メニューをもらってお勧めを聞くと、彼女は丁寧に教えてくれた。彼女の勧めてくれたパンケーキを頼むと、こぼれるような笑顔を向ける。


「なんて感じのいい女性なんだろうと見入ってしまいました。私があんまりじろじろ見ていたせいか、彼女がちょっと不審そうな表情をしたんです。それで思わず、『〇〇さんがあまりに素敵な女性だから、ごめんなさい。つい見とれてしまいました』って言ったんです。すると彼女、パンケーキセットにアイスまでつけてくれて。『お店には内緒ね』って。30代後半、子どもをふたりも産んでいるのにスタイルもいいし、動きがしなやか。何より笑顔が素敵でした」


運ばれてきたパンケーキを食べながら、アヤコさんは思わず涙ぐんだ。こんな素敵な女性が妻なのに、私は何をやっているんだろう、と苦い思いをかみしめていた。

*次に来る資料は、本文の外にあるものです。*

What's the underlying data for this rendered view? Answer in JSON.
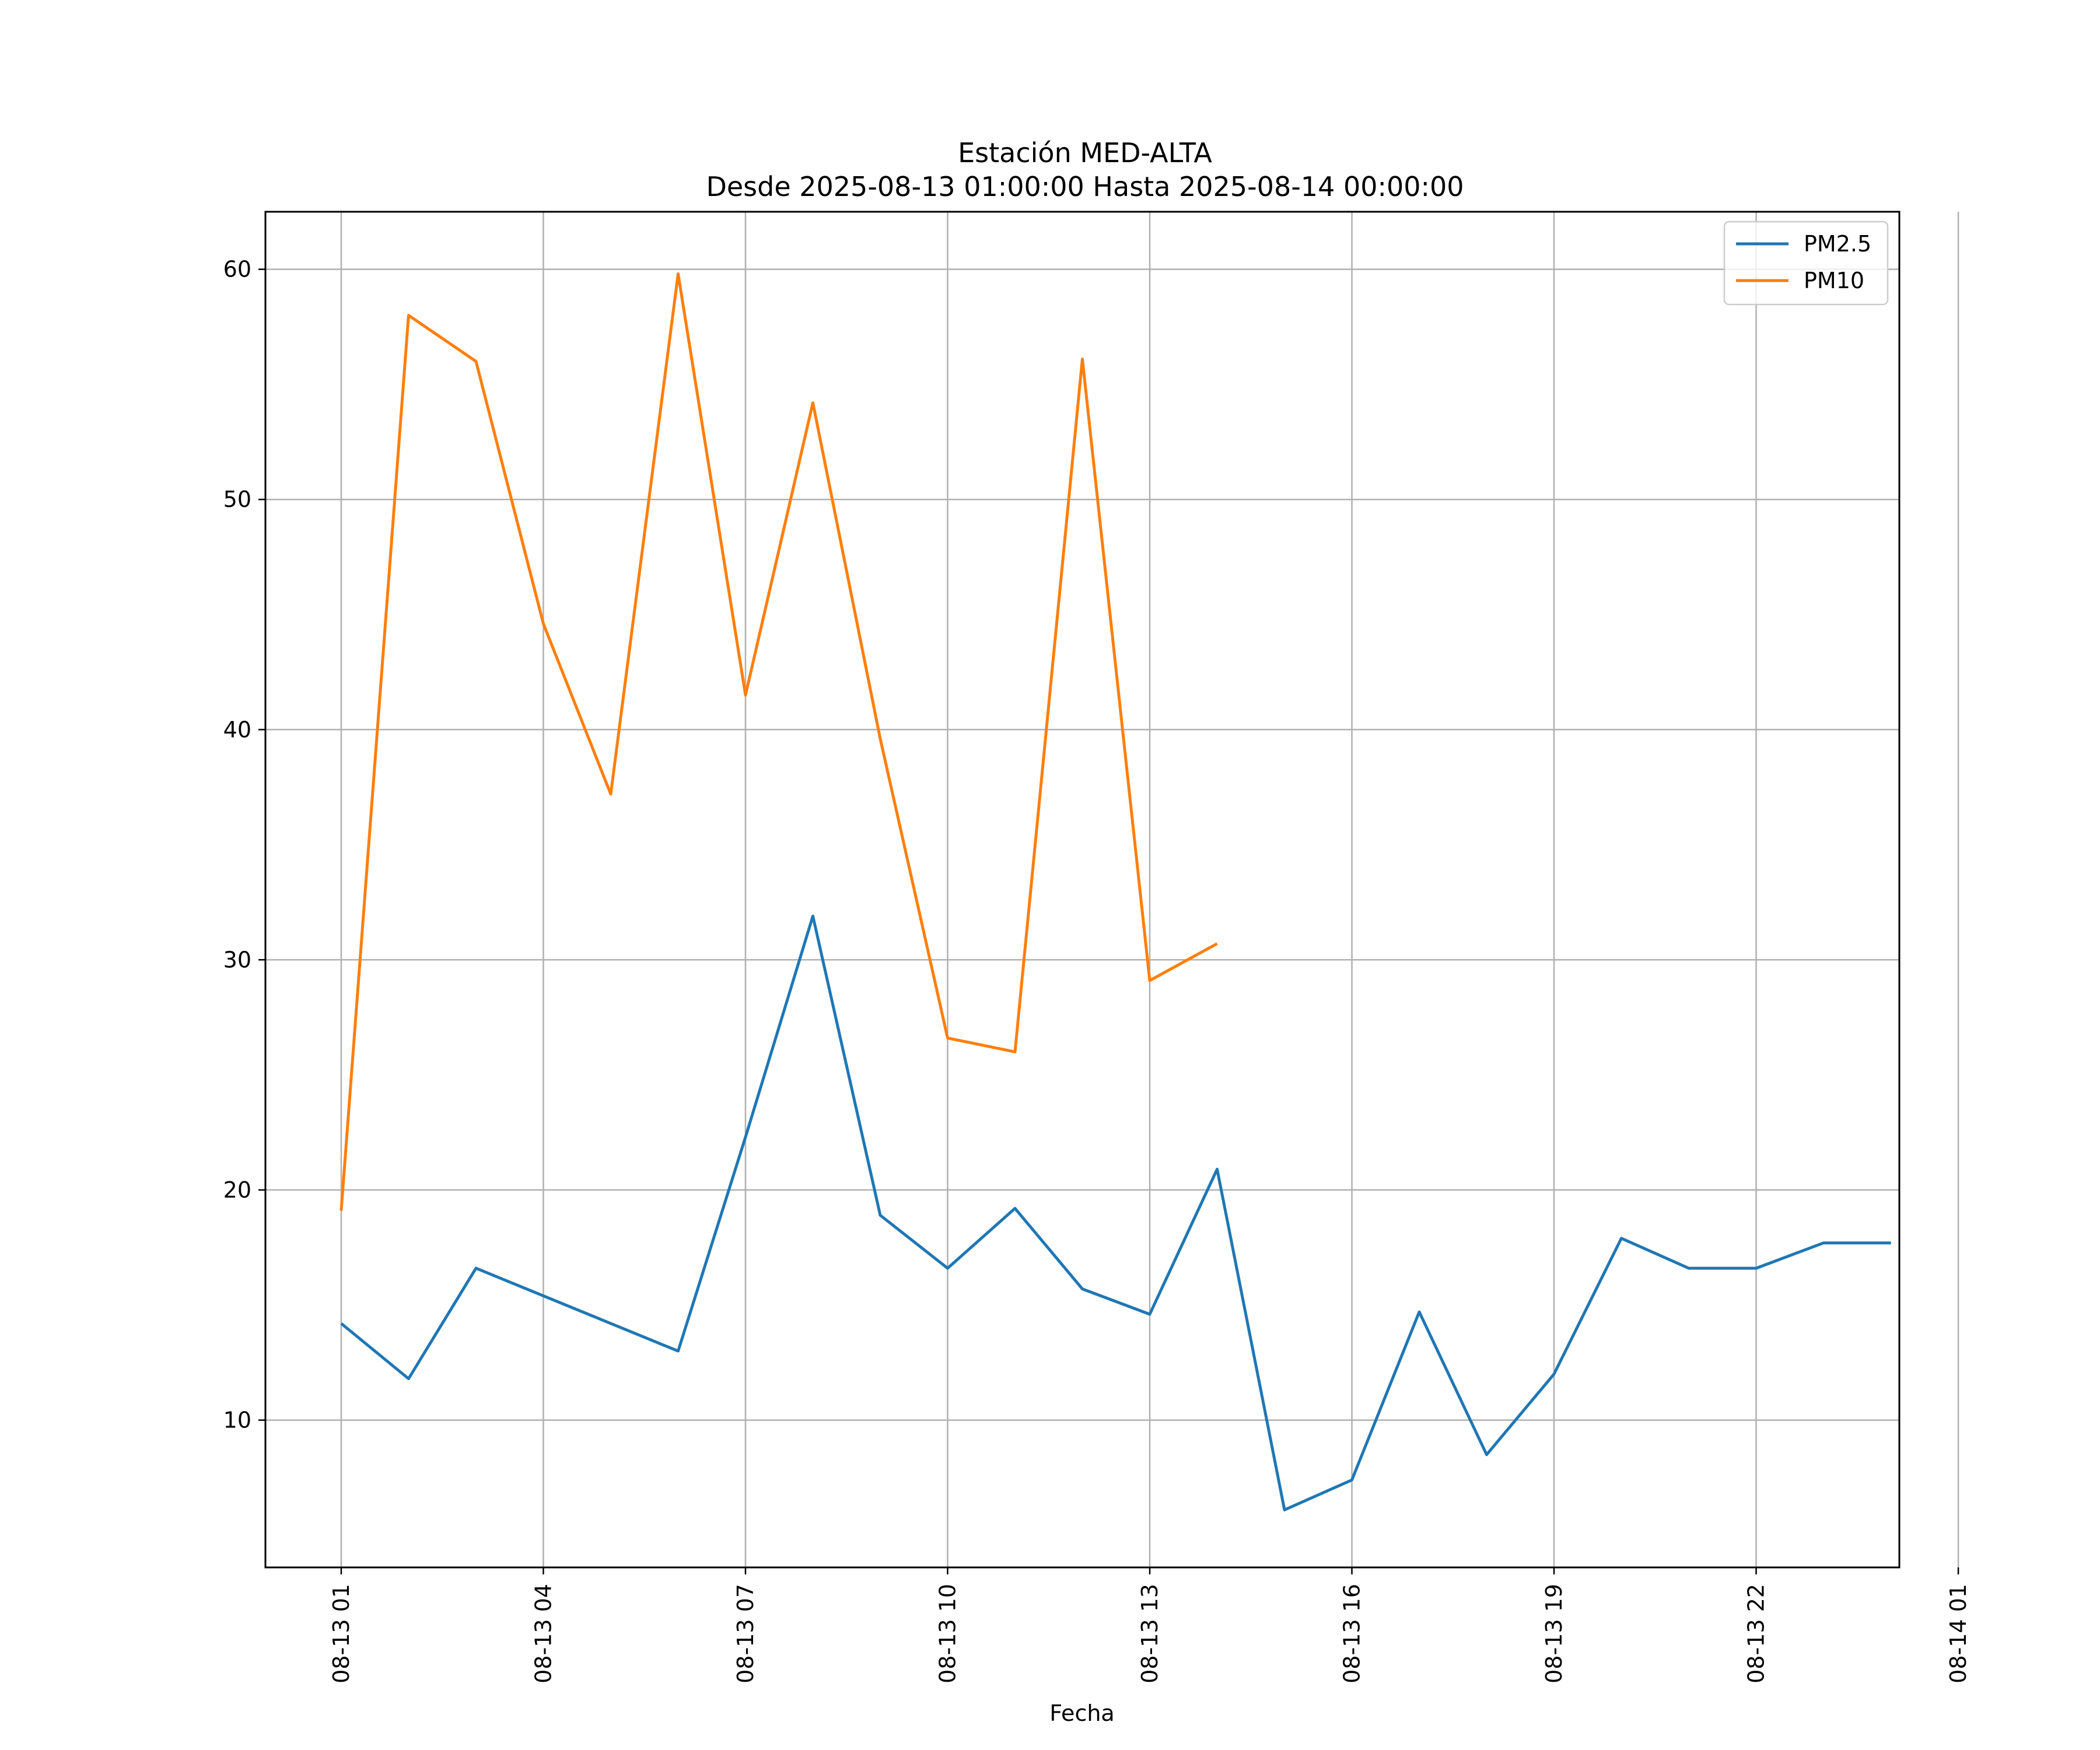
{
  "chart_data": {
    "type": "line",
    "title": "Estación MED-ALTA",
    "subtitle": "Desde 2025-08-13 01:00:00 Hasta 2025-08-14 00:00:00",
    "xlabel": "Fecha",
    "ylabel": "",
    "x_unit": "hours since 2025-08-13 01:00",
    "xlim": [
      -1.125,
      23.125
    ],
    "ylim": [
      3.6,
      62.5
    ],
    "xticks": [
      {
        "value": 0,
        "label": "08-13 01"
      },
      {
        "value": 3,
        "label": "08-13 04"
      },
      {
        "value": 6,
        "label": "08-13 07"
      },
      {
        "value": 9,
        "label": "08-13 10"
      },
      {
        "value": 12,
        "label": "08-13 13"
      },
      {
        "value": 15,
        "label": "08-13 16"
      },
      {
        "value": 18,
        "label": "08-13 19"
      },
      {
        "value": 21,
        "label": "08-13 22"
      },
      {
        "value": 24,
        "label": "08-14 01"
      }
    ],
    "yticks": [
      10,
      20,
      30,
      40,
      50,
      60
    ],
    "grid": true,
    "legend_position": "top-right",
    "series": [
      {
        "name": "PM2.5",
        "color": "#1f77b4",
        "x": [
          0,
          1,
          2,
          3,
          4,
          5,
          6,
          7,
          8,
          9,
          10,
          11,
          12,
          13,
          14,
          15,
          16,
          17,
          18,
          19,
          20,
          21,
          22,
          23
        ],
        "values": [
          14.2,
          11.8,
          16.6,
          15.4,
          14.2,
          13.0,
          22.3,
          31.9,
          18.9,
          16.6,
          19.2,
          15.7,
          14.6,
          20.9,
          6.1,
          7.4,
          14.7,
          8.5,
          12.0,
          17.9,
          16.6,
          16.6,
          17.7,
          17.7
        ]
      },
      {
        "name": "PM10",
        "color": "#ff7f0e",
        "x": [
          0,
          1,
          2,
          3,
          4,
          5,
          6,
          7,
          8,
          9,
          10,
          11,
          12,
          13
        ],
        "values": [
          19.1,
          58.0,
          56.0,
          44.6,
          37.2,
          59.8,
          41.5,
          54.2,
          39.6,
          26.6,
          26.0,
          56.1,
          29.1,
          30.7
        ]
      }
    ]
  }
}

「水をもってテーブルを回っていた彼女が、私の表情に気づいたんでしょうね。さりげなく熱いおしぼりを持ってきて置いてくれました。帰り際、おいしかったと伝えると彼女は満面の笑顔を見せて、『また来てくださいね』と。ドアを開けて見送ってくれました。少し行ってから振り向くと、まだこちらを見ていた」


アヤコさんは、「明らかに私は“妙な客”だったと思うんです」と言った。もしかしたら何かで傷ついた若い女性を彼の妻は心配していたのではないか、あるいは自分の夫と関係をもっている女性かもしれないとふと気づいたのではないか。いろいろな思いがアヤコさんの心を去来した。


「帰り道、彼に別れのメッセージを送り、返事を待たずに彼の電話番号を削除、すべてのSNSをブロックしました。あの素敵な奥さんを傷つけたくない。本当にそう思ったんです」


それが半年ほど前のことだ。彼とはその後、仕事で顔を合わせたことがあるが、ふたりとも「大人の対応」をした。個人的に話す機会はないままだ。


「別れて苦しい思いをしているのは私。彼は大丈夫なのかもしれない。そう思うこともあります。でも私は私の正義を貫くべきだと思った」


若さゆえの潔癖さかもしれない。だが彼女のこの潔さが聞いていて心地よかった。